MF: Here in Brighton – and I think most coninfection clinincs in the UK are the same – we have clinical nurse specialists who support patients taking treatment on an ongoing basis. There's usually a lot of input with anti-HIV therapy at the beginning, and then things tend to sort themselves out and become easier, whereas with hepatitis C therapy the problems usually last throughout treatment, or may even get worse. So that input needs to be regular and ongoing. A lot of it is really acknowledging that people are having a really rough time, and then reassuring them that that's normal.

Question Six

Hepatitis C therapy does seem to be in the Dark Ages, especially compared with HIV therapy. When will the Age of Enlightenment arrive?
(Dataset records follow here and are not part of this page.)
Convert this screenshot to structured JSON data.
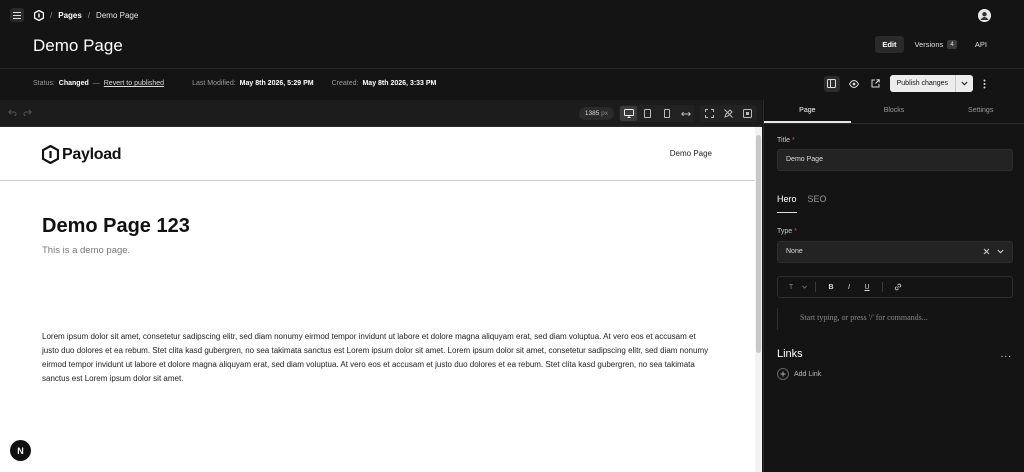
{
  "breadcrumb": {
    "sep": "/",
    "items": [
      "Pages",
      "Demo Page"
    ]
  },
  "document": {
    "title": "Demo Page"
  },
  "header_tabs": [
    {
      "label": "Edit"
    },
    {
      "label": "Versions",
      "count": "4"
    },
    {
      "label": "API"
    }
  ],
  "status": {
    "status_label": "Status:",
    "status_value": "Changed",
    "dash": "—",
    "revert_link": "Revert to published",
    "modified_label": "Last Modified:",
    "modified_value": "May 8th 2026, 5:29 PM",
    "created_label": "Created:",
    "created_value": "May 8th 2026, 3:33 PM"
  },
  "actions": {
    "publish_label": "Publish changes"
  },
  "preview_toolbar": {
    "width_value": "1385",
    "width_unit": "px"
  },
  "preview": {
    "logo_text": "Payload",
    "nav_item": "Demo Page",
    "hero_title": "Demo Page 123",
    "hero_subtitle": "This is a demo page.",
    "body_text": "Lorem ipsum dolor sit amet, consetetur sadipscing elitr, sed diam nonumy eirmod tempor invidunt ut labore et dolore magna aliquyam erat, sed diam voluptua. At vero eos et accusam et justo duo dolores et ea rebum. Stet clita kasd gubergren, no sea takimata sanctus est Lorem ipsum dolor sit amet. Lorem ipsum dolor sit amet, consetetur sadipscing elitr, sed diam nonumy eirmod tempor invidunt ut labore et dolore magna aliquyam erat, sed diam voluptua. At vero eos et accusam et justo duo dolores et ea rebum. Stet clita kasd gubergren, no sea takimata sanctus est Lorem ipsum dolor sit amet.",
    "badge": "N"
  },
  "panel": {
    "tabs": [
      "Page",
      "Blocks",
      "Settings"
    ],
    "title_label": "Title",
    "required_mark": "*",
    "title_value": "Demo Page",
    "subtabs": [
      "Hero",
      "SEO"
    ],
    "type_label": "Type",
    "type_value": "None",
    "editor_placeholder": "Start typing, or press '/' for commands...",
    "links_title": "Links",
    "links_more": "...",
    "add_link": "Add Link",
    "rt_buttons": {
      "text": "T",
      "bold": "B",
      "italic": "I",
      "underline": "U"
    }
  },
  "colors": {
    "background": "#141414",
    "accent": "#ececec",
    "preview_bg": "#ffffff",
    "required": "#d94f4f"
  }
}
MN: HIV and hepatitis C were really discovered around the same time, so there does seem to be a huge contrast when you compare them: why are there no oral drugs for hepatitis C yet? There are some on the horizon [Schering-Plough's hepatitis C protease inhibitor SCH 503034 has just been fast-tracked by the United States' Food and Drug Administration (FDA), and Vertex Pharmaceuticals hepatitis C protease inhibitor, VX-950, is in Phase II studies] but the disappointing thing about them is that, in the studies so far, they're just an add-on to the interferon, not a replacement. In addition, something that came up repeatedly at the Amsterdam workshop is that people with HIV are excluded from the majority of these studies. So, even if they are approved, we'll have to wait while more studies are done in coinfected inviduals. I think it's really important that doctors, patients and advocates lobby the drug companies to get at least some data now in HIV-positive individuals, so that we can all benefit from the new drugs at the same time.

References

1. Ghosn J et al. Increase in HCV Incidence in HIV-1-infected Women and Men Followed in the French PRIMO Cohort. Thirteenth Conference on Retroviruses and Opportunistic Infections, Denver, abstract 843, 2006.

2. Mocroft A et al. Is there evidence for an increase in the death rate from liver-related disease in patients with HIV? AIDS 19: 2117 - 2125, 2005.